The Fusilier Archive holds more than 1000 photographs dating from the middle of the 19th Century to the present day.

This includes a collection of some of the earliest photographs ever taken of Japan, dating to the 1860s when the XXth Regiment of Foot were based there as the first British Regiment to enter Japan. The collection also has images of all Lancashire Fusilier battalions during the First World War including albums of the territorial battalions heading to Gallipoli via Alexandria in 1915, depicting scenes on board ship and in Egypt before they sailed in the Gallipoli peninsula. There is also an extensive collection of photograph albums from China during the interwar period when the 1st Battalion were stationed there during the 1930s.The archive also holds photographs from Second World War theatres of war including: France, Italy and Burma.

Diaries

The Fusilier Archive has diaries dating from the Crimean War to the end of the Second World War. The collection includes the diary of Alf Smith who was born in Bury in 1890 and played for Bury Football Club before the First World War.

Serving as a pre-war territorial he was called up to serve during the First World War. The diary recounts in detail his war, including the famous 1914 Christmas Truce which saw a football match being played against the Germans in No Man’s Land. Also included in the collection is the diary of Charles Ryder who served during the Second World War, recounting his time and France and the evacuation at Dunkirk.

Silver

The museum has an extremely large collection of Regimental silver dating from the middle of the 1800s when the Regiment was still called the East Devonshire Regiment.
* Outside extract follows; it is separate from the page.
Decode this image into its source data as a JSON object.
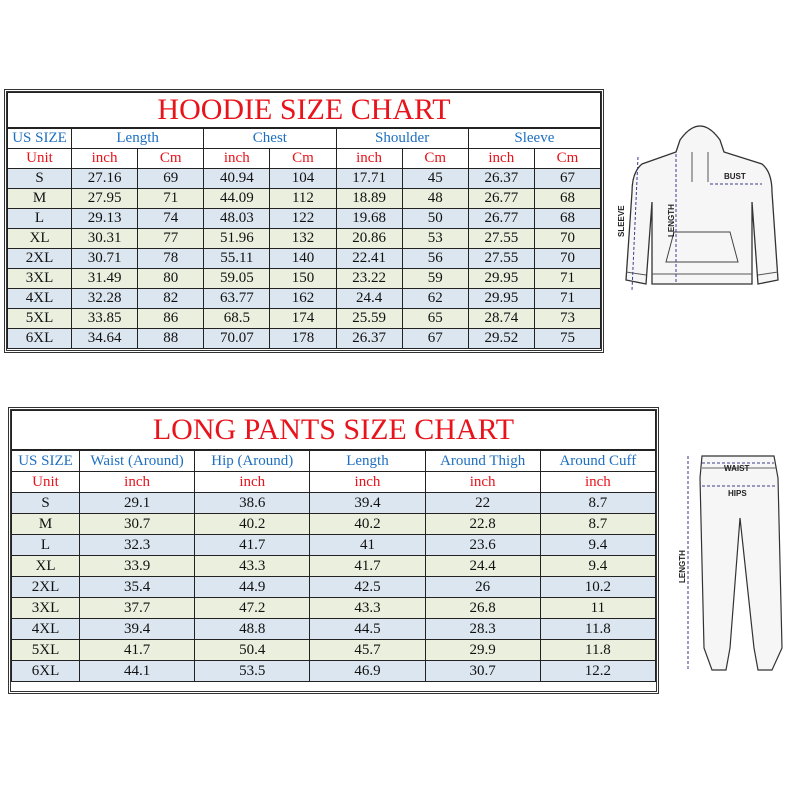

They record campaign, sporting achievement and personal milestones of members of the Regiment. The majority of silver is still owned by the Regiment but is cared for and displayed by the museum. One of the most iconic pieces in the collection are the silver drums which were commissioned by the Regiment as a memorial to the Lancashire Fusiliers lost during the First World War. It includes a bass drum, two tenor drums, eight side drums and six bugles funded by the Lancashire Fusiliers War Memorial Fund in 1921. The collection also has a remarkable table centrepiece commemorating the Lancashire Fusiliers lost during the Boer War as well as numerous trophies, plates, dinning pieces and bowls.